Hormel Foods announces availability of fortified poultry-based spread for purchase under feeding programs
Hormel Foods Corporation announced the availability of fortified poultry-based spread (FPBS) for purchase under Title I for U.S. Department of Agriculture (USDA) feeding programs and Title II for U.S. Agency for International Development (USAID) programs. FPBS yielded promising results in nutrition research. The product was designed by Hormel Foods and was created to help address malnutrition in children.
FPBS is used as an ingredient that blends easily into customary diets, and the fortification can be customized to meet the needs of the recipient population.
For example, the product was tailored to meet the specific micronutrient needs of children in Guatemala based on findings from earlier research conducted by Hormel Foods (known as Project SPAMMY). In a public/private partnership jointly funded by Hormel Foods and the Micronutrient-Fortified Food Aid Products Pilot (MFFAPP), administered by the USDA’s Foreign Agricultural Service under the McGovern-Dole International Food for Education and Child Nutrition (McGovern-Dole) Program, this latest research demonstrated the benefits of supplementing traditional diets with high-quality protein and micronutrients. During the trial, more than 160 preschool-age children in Guatemala ate either a fortified or unfortified version of FPBS on school days over a 20-week period. The fortified version contained the addition of several micronutrients, such as vitamins D and B12, which are important nutrients for children, but are deficient in this area of the world. Both versions were identical in protein, calories and fat.
The study revealed:
- All participants showed greater-than-expected improvement in cognitive scores;
- There was a 44 percent reduction in the number of school days missed due to illness;
- Children receiving the fortified version of the product showed statistical improvements in vitamin D and B12 levels; and
- A positive correlation was found between increase in cognitive gain scores and vitamin D concentrations in the treatment group.

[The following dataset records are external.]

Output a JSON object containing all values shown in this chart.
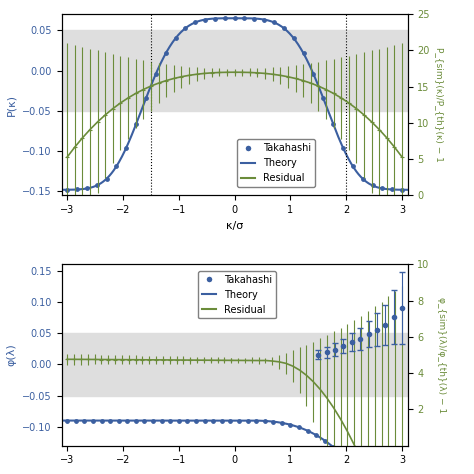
{
  "top_panel": {
    "ylabel_left": "P(κ)",
    "ylabel_right": "P_{sim}(κ)/P_{th}(κ) − 1",
    "xlabel": "κ/σ",
    "ylim_left": [
      -0.155,
      0.07
    ],
    "ylim_right": [
      0,
      25
    ],
    "xlim": [
      -3.1,
      3.1
    ],
    "yticks_left": [
      0.05,
      0.0,
      -0.05,
      -0.1,
      -0.15
    ],
    "yticks_right": [
      0,
      5,
      10,
      15,
      20,
      25
    ],
    "vlines": [
      -1.5,
      2.0
    ],
    "gray_band_dark": [
      -0.025,
      0.025
    ],
    "gray_band_light": [
      -0.05,
      0.05
    ],
    "legend_loc": "lower center"
  },
  "bottom_panel": {
    "ylabel_left": "φ(λ)",
    "ylabel_right": "φ_{sim}(λ)/φ_{th}(λ) − 1",
    "xlabel": "",
    "ylim_left": [
      -0.13,
      0.16
    ],
    "ylim_right": [
      0,
      10
    ],
    "xlim": [
      -3.1,
      3.1
    ],
    "yticks_left": [
      0.15,
      0.1,
      0.05,
      0.0,
      -0.05,
      -0.1
    ],
    "yticks_right": [
      2,
      4,
      6,
      8,
      10
    ],
    "gray_band_dark": [
      -0.025,
      0.025
    ],
    "gray_band_light": [
      -0.05,
      0.05
    ],
    "legend_loc": "upper left"
  },
  "colors": {
    "blue": "#3b5fa0",
    "green": "#6b8c3a",
    "dark_gray_band": "#c0c0c0",
    "light_gray_band": "#dedede"
  }
}
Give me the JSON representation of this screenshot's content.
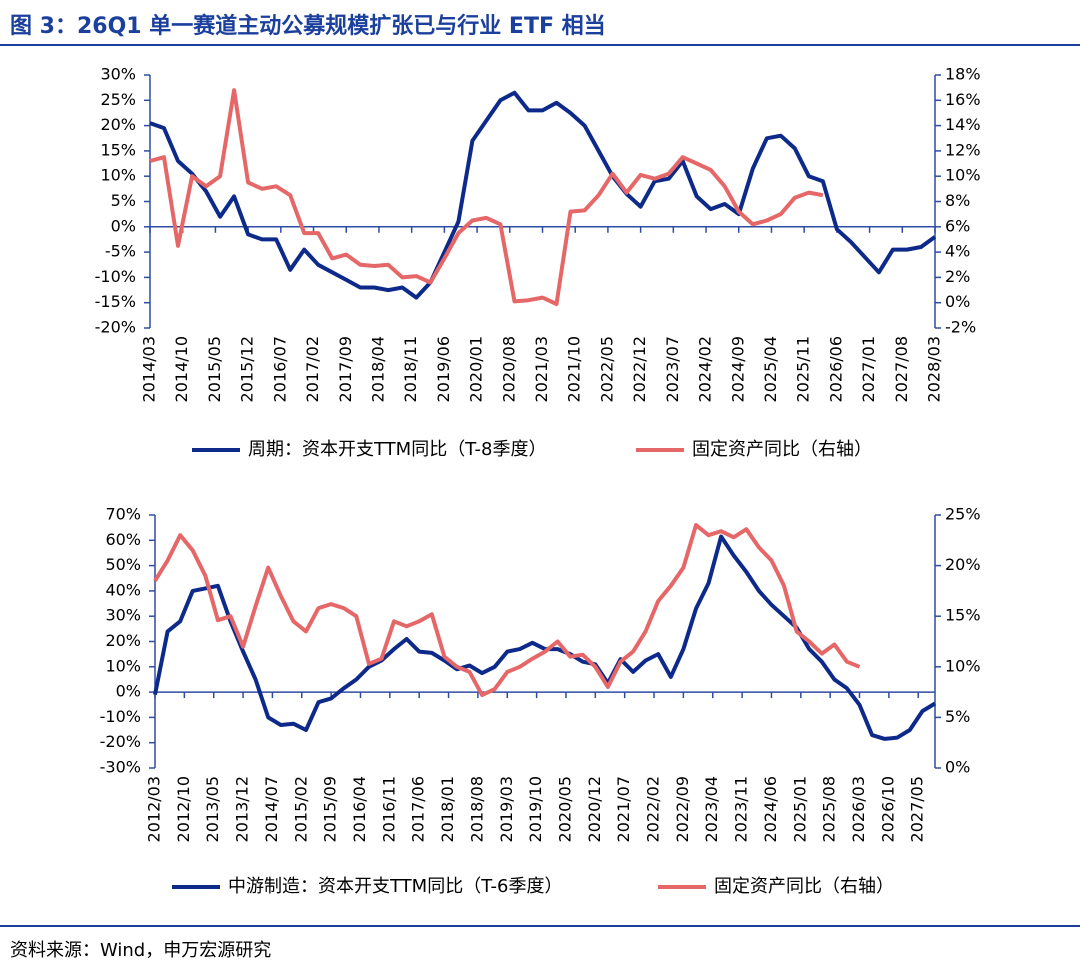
{
  "header": {
    "title": "图 3：26Q1 单一赛道主动公募规模扩张已与行业 ETF 相当"
  },
  "footer": {
    "source": "资料来源：Wind，申万宏源研究"
  },
  "chart_data": [
    {
      "type": "line",
      "x": [
        "2014/03",
        "2014/06",
        "2014/09",
        "2014/12",
        "2015/03",
        "2015/06",
        "2015/09",
        "2015/12",
        "2016/03",
        "2016/06",
        "2016/09",
        "2016/12",
        "2017/03",
        "2017/06",
        "2017/09",
        "2017/12",
        "2018/03",
        "2018/06",
        "2018/09",
        "2018/12",
        "2019/03",
        "2019/06",
        "2019/09",
        "2019/12",
        "2020/03",
        "2020/06",
        "2020/09",
        "2020/12",
        "2021/03",
        "2021/06",
        "2021/09",
        "2021/12",
        "2022/03",
        "2022/06",
        "2022/09",
        "2022/12",
        "2023/03",
        "2023/06",
        "2023/09",
        "2023/12",
        "2024/03",
        "2024/06",
        "2024/09",
        "2024/12",
        "2025/03",
        "2025/06",
        "2025/09",
        "2025/12",
        "2026/03",
        "2026/06",
        "2026/09",
        "2026/12",
        "2027/03",
        "2027/06",
        "2027/09",
        "2027/12",
        "2028/03"
      ],
      "xlim": [
        "2014/03",
        "2028/03"
      ],
      "xticks": [
        "2014/03",
        "2014/10",
        "2015/05",
        "2015/12",
        "2016/07",
        "2017/02",
        "2017/09",
        "2018/04",
        "2018/11",
        "2019/06",
        "2020/01",
        "2020/08",
        "2021/03",
        "2021/10",
        "2022/05",
        "2022/12",
        "2023/07",
        "2024/02",
        "2024/09",
        "2025/04",
        "2025/11",
        "2026/06",
        "2027/01",
        "2027/08",
        "2028/03"
      ],
      "ylim": [
        -20,
        30
      ],
      "yticks": [
        {
          "value": -20,
          "label": "-20%"
        },
        {
          "value": -15,
          "label": "-15%"
        },
        {
          "value": -10,
          "label": "-10%"
        },
        {
          "value": -5,
          "label": "-5%"
        },
        {
          "value": 0,
          "label": "0%"
        },
        {
          "value": 5,
          "label": "5%"
        },
        {
          "value": 10,
          "label": "10%"
        },
        {
          "value": 15,
          "label": "15%"
        },
        {
          "value": 20,
          "label": "20%"
        },
        {
          "value": 25,
          "label": "25%"
        },
        {
          "value": 30,
          "label": "30%"
        }
      ],
      "y2lim": [
        -2,
        18
      ],
      "y2ticks": [
        {
          "value": -2,
          "label": "-2%"
        },
        {
          "value": 0,
          "label": "0%"
        },
        {
          "value": 2,
          "label": "2%"
        },
        {
          "value": 4,
          "label": "4%"
        },
        {
          "value": 6,
          "label": "6%"
        },
        {
          "value": 8,
          "label": "8%"
        },
        {
          "value": 10,
          "label": "10%"
        },
        {
          "value": 12,
          "label": "12%"
        },
        {
          "value": 14,
          "label": "14%"
        },
        {
          "value": 16,
          "label": "16%"
        },
        {
          "value": 18,
          "label": "18%"
        }
      ],
      "series": [
        {
          "name": "周期：资本开支TTM同比（T-8季度）",
          "color": "#0d2a8a",
          "values": [
            20.5,
            19.5,
            13,
            10.5,
            7,
            2,
            6,
            -1.5,
            -2.5,
            -2.5,
            -8.5,
            -4.5,
            -7.5,
            -9,
            -10.5,
            -12,
            -12,
            -12.5,
            -12,
            -14,
            -11,
            -5,
            1,
            17,
            21,
            25,
            26.5,
            23,
            23,
            24.5,
            22.5,
            20,
            15,
            10,
            6.5,
            4,
            9,
            9.5,
            13,
            6,
            3.5,
            4.5,
            2.5,
            11.5,
            17.5,
            18,
            15.5,
            10,
            9,
            -0.5,
            -3,
            -6,
            -9,
            -4.5,
            -4.5,
            -4,
            -2
          ]
        },
        {
          "name": "固定资产同比（右轴）",
          "color": "#e56767",
          "axis": "y2",
          "values": [
            11.2,
            11.5,
            4.5,
            10,
            9.2,
            10,
            16.8,
            9.5,
            9,
            9.2,
            8.5,
            5.5,
            5.5,
            3.5,
            3.8,
            3.0,
            2.9,
            3.0,
            2.0,
            2.1,
            1.6,
            3.5,
            5.5,
            6.5,
            6.7,
            6.2,
            0.1,
            0.2,
            0.4,
            -0.1,
            7.2,
            7.3,
            8.5,
            10.2,
            8.7,
            10.1,
            9.8,
            10.2,
            11.5,
            11,
            10.5,
            9.2,
            7.2,
            6.2,
            6.5,
            7,
            8.3,
            8.7,
            8.5,
            null,
            null,
            null,
            null,
            null,
            null,
            null,
            null
          ]
        }
      ]
    },
    {
      "type": "line",
      "x": [
        "2012/03",
        "2012/06",
        "2012/09",
        "2012/12",
        "2013/03",
        "2013/06",
        "2013/09",
        "2013/12",
        "2014/03",
        "2014/06",
        "2014/09",
        "2014/12",
        "2015/03",
        "2015/06",
        "2015/09",
        "2015/12",
        "2016/03",
        "2016/06",
        "2016/09",
        "2016/12",
        "2017/03",
        "2017/06",
        "2017/09",
        "2017/12",
        "2018/03",
        "2018/06",
        "2018/09",
        "2018/12",
        "2019/03",
        "2019/06",
        "2019/09",
        "2019/12",
        "2020/03",
        "2020/06",
        "2020/09",
        "2020/12",
        "2021/03",
        "2021/06",
        "2021/09",
        "2021/12",
        "2022/03",
        "2022/06",
        "2022/09",
        "2022/12",
        "2023/03",
        "2023/06",
        "2023/09",
        "2023/12",
        "2024/03",
        "2024/06",
        "2024/09",
        "2024/12",
        "2025/03",
        "2025/06",
        "2025/09",
        "2025/12",
        "2026/03",
        "2026/06",
        "2026/09",
        "2026/12",
        "2027/03",
        "2027/06",
        "2027/09"
      ],
      "xlim": [
        "2012/03",
        "2027/09"
      ],
      "xticks": [
        "2012/03",
        "2012/10",
        "2013/05",
        "2013/12",
        "2014/07",
        "2015/02",
        "2015/09",
        "2016/04",
        "2016/11",
        "2017/06",
        "2018/01",
        "2018/08",
        "2019/03",
        "2019/10",
        "2020/05",
        "2020/12",
        "2021/07",
        "2022/02",
        "2022/09",
        "2023/04",
        "2023/11",
        "2024/06",
        "2025/01",
        "2025/08",
        "2026/03",
        "2026/10",
        "2027/05"
      ],
      "ylim": [
        -30,
        70
      ],
      "yticks": [
        {
          "value": -30,
          "label": "-30%"
        },
        {
          "value": -20,
          "label": "-20%"
        },
        {
          "value": -10,
          "label": "-10%"
        },
        {
          "value": 0,
          "label": "0%"
        },
        {
          "value": 10,
          "label": "10%"
        },
        {
          "value": 20,
          "label": "20%"
        },
        {
          "value": 30,
          "label": "30%"
        },
        {
          "value": 40,
          "label": "40%"
        },
        {
          "value": 50,
          "label": "50%"
        },
        {
          "value": 60,
          "label": "60%"
        },
        {
          "value": 70,
          "label": "70%"
        }
      ],
      "y2lim": [
        0,
        25
      ],
      "y2ticks": [
        {
          "value": 0,
          "label": "0%"
        },
        {
          "value": 5,
          "label": "5%"
        },
        {
          "value": 10,
          "label": "10%"
        },
        {
          "value": 15,
          "label": "15%"
        },
        {
          "value": 20,
          "label": "20%"
        },
        {
          "value": 25,
          "label": "25%"
        }
      ],
      "series": [
        {
          "name": "中游制造：资本开支TTM同比（T-6季度）",
          "color": "#0d2a8a",
          "values": [
            -1,
            24,
            28,
            40,
            41,
            42,
            28,
            16,
            5,
            -10,
            -13,
            -12.5,
            -15,
            -4,
            -2.5,
            1.5,
            5,
            10,
            12.5,
            17,
            21,
            16,
            15.5,
            12.5,
            9,
            10.5,
            7.5,
            10,
            16,
            17,
            19.5,
            17,
            17,
            15,
            12,
            11,
            3.5,
            13,
            8,
            12.5,
            15,
            6,
            17,
            33,
            43,
            61.5,
            54,
            47.5,
            40,
            34.5,
            30,
            25.5,
            17,
            12,
            5,
            1.5,
            -5,
            -17,
            -18.5,
            -18,
            -15,
            -7.5,
            -4.5
          ]
        },
        {
          "name": "固定资产同比（右轴）",
          "color": "#e56767",
          "axis": "y2",
          "values": [
            18.5,
            20.5,
            23,
            21.5,
            19,
            14.6,
            15,
            12,
            16,
            19.8,
            17,
            14.5,
            13.5,
            15.8,
            16.2,
            15.8,
            15,
            10.3,
            10.8,
            14.5,
            14,
            14.5,
            15.2,
            11,
            10,
            9.5,
            7.2,
            7.8,
            9.5,
            10,
            10.8,
            11.5,
            12.5,
            11,
            11.2,
            10,
            8,
            10.5,
            11.5,
            13.5,
            16.5,
            18,
            19.8,
            24,
            23,
            23.4,
            22.8,
            23.6,
            21.8,
            20.5,
            18,
            13.5,
            12.5,
            11.3,
            12.2,
            10.5,
            10,
            null,
            null,
            null,
            null,
            null,
            null
          ]
        }
      ]
    }
  ]
}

“It is encouraging to see these results and the success that FPBS is having in improving the lives of so many children in need,” said Kevin L. Myers, Ph.D., vice president of research and development at Hormel Foods.
Dr. Noel W. Solomons, scientific director for CeSSIAM, a partner in the project stated, “The findings revealed the magnitude of deficiencies of two vitamins – D and B12 – in young Guatemalans, and FPBS has outstanding potential to address this situation when it is incorporated into meals fed to children.”
Hormel Foods has been working with partners in Guatemala since 2008 to provide FPBS to malnourished children and donated 2.5 million cans of the protein-based item in 2014.
“Every time I return to Guatemala it is amazing to see the growth of this project and the positive contribution the product is making in the lives of so many,” said Jeffrey M. Ettinger, chairman of the board and chief executive officer at Hormel Foods. “We are encouraged by the success thus far and are excited about the potential of FPBS to help improve the lives of children and families.”
Hormel Foods and its partners, Caritas and Food For The Poor, are also building opportunities for thousands of families by providing FPBS to 8,300 families, representing more than 30,000 children in Guatemala. Additionally, Hormel Foods provides scholarships to eight high school-age students to attend the Villa de los Niños boarding school in Guatemala City.